Certains mandants invoquent la signature d’un nouveau contrat par l’agent ou encore l’absence de clause de non-concurrence pour minorer leur obligation d’indemnisation. Dans un arrêt du 29 janvier 2025, la Cour de cassation a rappelé que ces éléments postérieurs à la rupture ne peuvent pas être pris en compte pour réduire l’indemnité due.
Cet article analyse le cadre juridique de l’indemnisation de l’agent commercial, les critères d’évaluation retenus et les cas dans lesquels elle peut être refusée.

1 - Un droit à indemnisation automatique en cas de rupture par le mandant
Une indemnité compensatrice prévue par la loi
L’article L. 134-12 du code de commerce pose un principe clair : l’agent commercial a droit à une indemnité compensatrice en cas de rupture du contrat par le mandant, sauf exceptions légales. Ce droit vise à compenser la perte des revenus futurs liés à l’exploitation de la clientèle constituée par l’agent.

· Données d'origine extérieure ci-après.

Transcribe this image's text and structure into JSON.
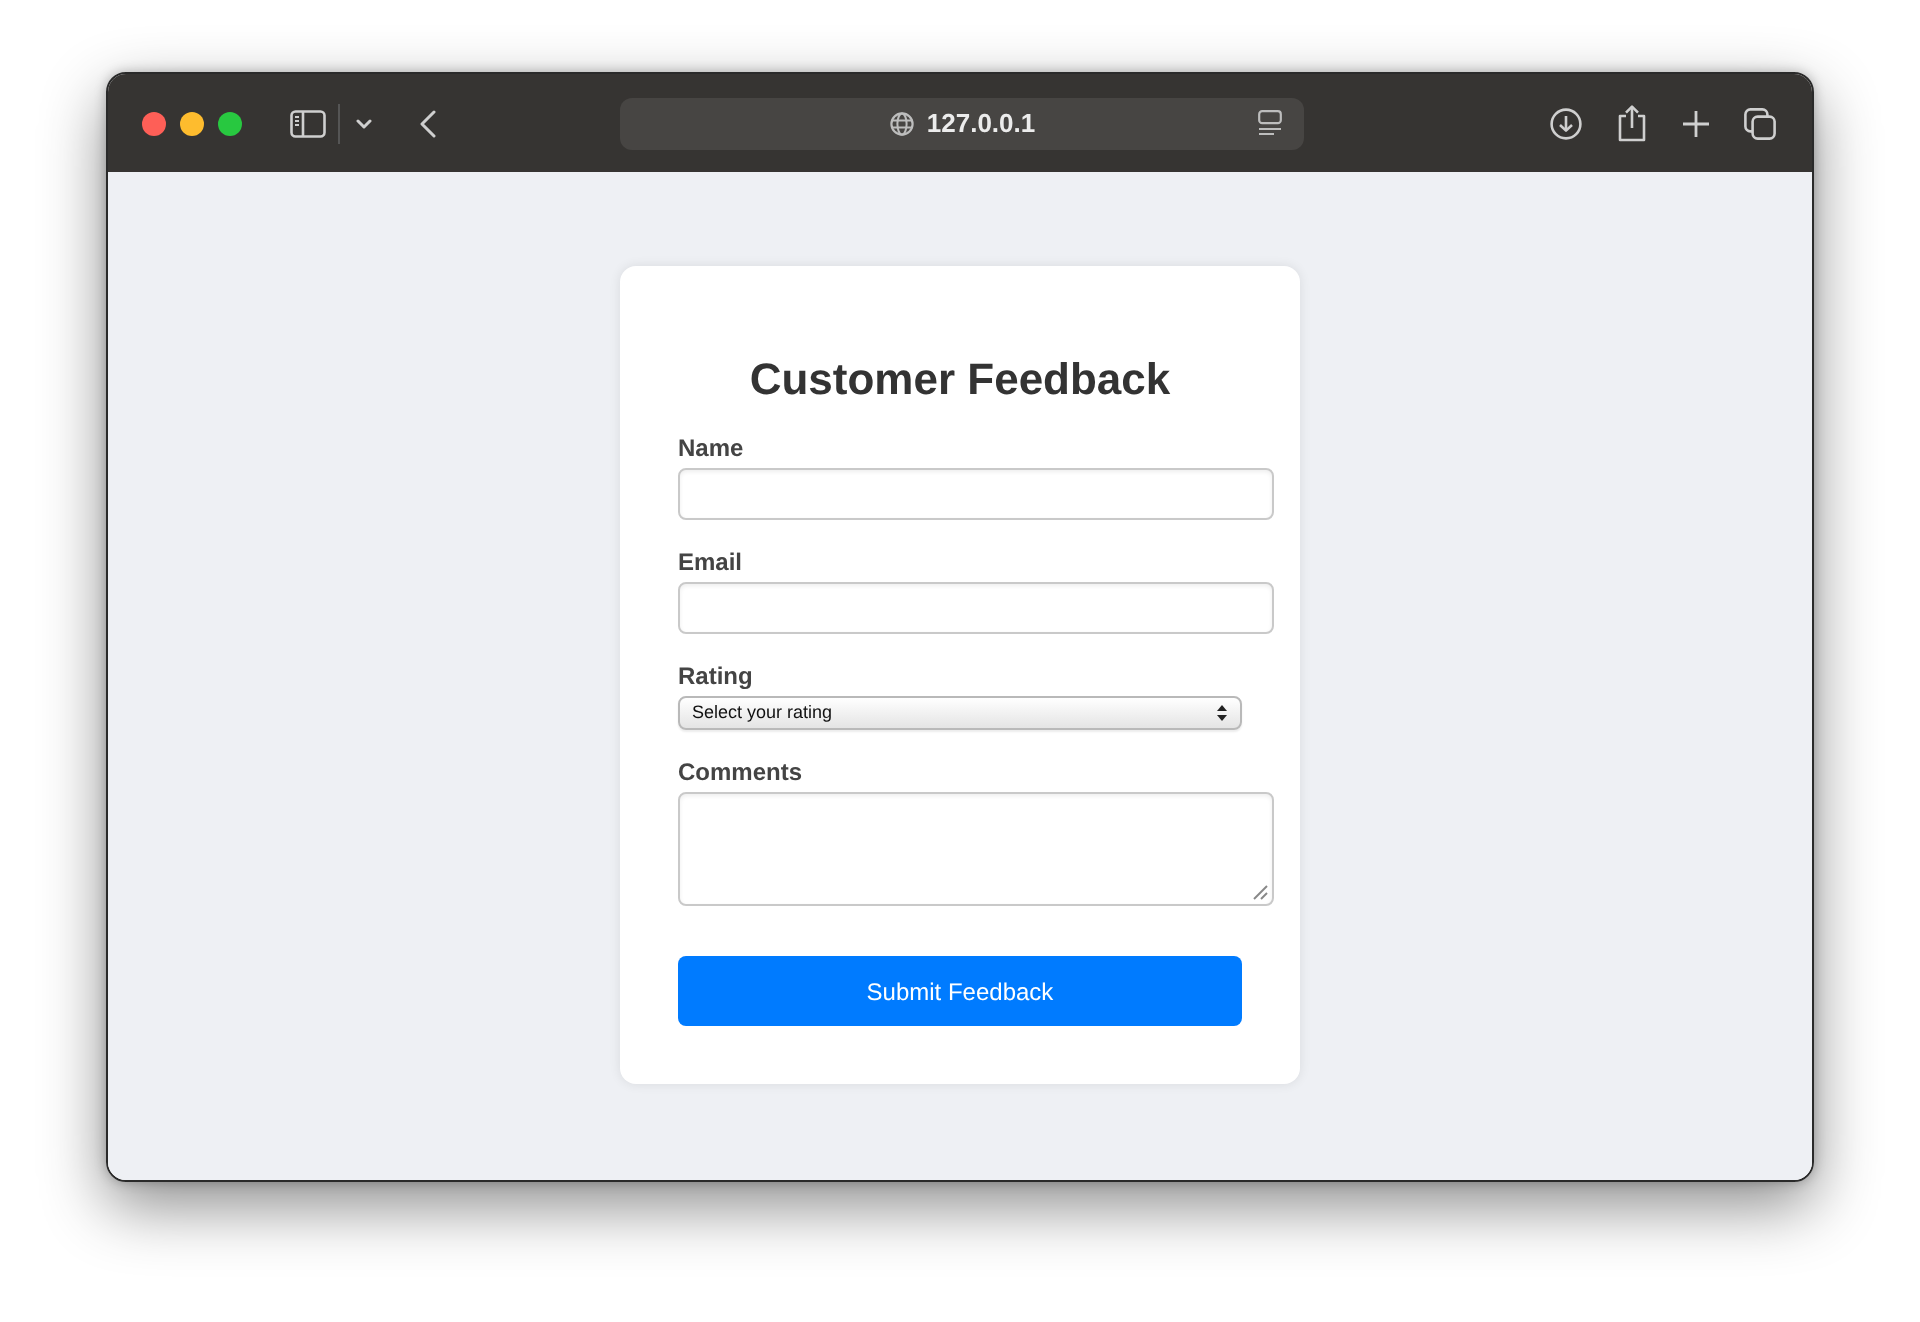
{
  "browser": {
    "url": "127.0.0.1"
  },
  "form": {
    "title": "Customer Feedback",
    "fields": [
      {
        "kind": "input",
        "label": "Name"
      },
      {
        "kind": "input",
        "label": "Email"
      },
      {
        "kind": "select",
        "label": "Rating",
        "value": "Select your rating"
      },
      {
        "kind": "textarea",
        "label": "Comments"
      }
    ],
    "submit": "Submit Feedback"
  }
}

Cette disposition s’applique aussi bien aux contrats à durée déterminée qu’aux contrats à durée indéterminée, bien que leur mode d’évaluation diffère. Lorsque le contrat est à durée déterminée, l’indemnité correspond généralement aux commissions qui auraient dû être perçues jusqu’au terme prévu. En revanche, pour un contrat à durée indéterminée, les juges se basent sur les usages et la durée de la relation commerciale pour évaluer le montant de l’indemnité.
Un montant évalué en fonction des commissions perçues
Le code de commerce ne précise pas le mode de calcul de l’indemnité compensatrice. Toutefois, la jurisprudence fixe des critères d’évaluation, notamment :
- La durée de la relation contractuelle, qui influence le montant de l’indemnité.
- Les commissions perçues, qui constituent la base de calcul principale.
- Les usages professionnels, qui prévoient généralement une indemnité équivalente à deux ans de commissions brutes.
Toutefois, si l’agent commercial n’a jamais perçu de commissions significatives au cours du contrat, les juges peuvent refuser l’indemnisation, estimant que le préjudice n’est pas avéré.
2 - Tentatives de réduction de l’indemnité par le mandant
L’invocation d’événements postérieurs à la rupture
Les mandants tentent parfois de justifier une réduction de l’indemnité en avançant que l’agent commercial a rapidement retrouvé un autre mandat après la rupture. Dans l’affaire jugée par la Cour de cassation le 29 janvier 2025, la cour d’appel avait retenu plusieurs éléments pour limiter l’indemnisation :
- L’agent commercial avait retrouvé un emploi immédiatement après la rupture.
- Il n’était pas lié par une clause de non-concurrence, ce qui lui permettait d’exercer librement pour un autre mandant.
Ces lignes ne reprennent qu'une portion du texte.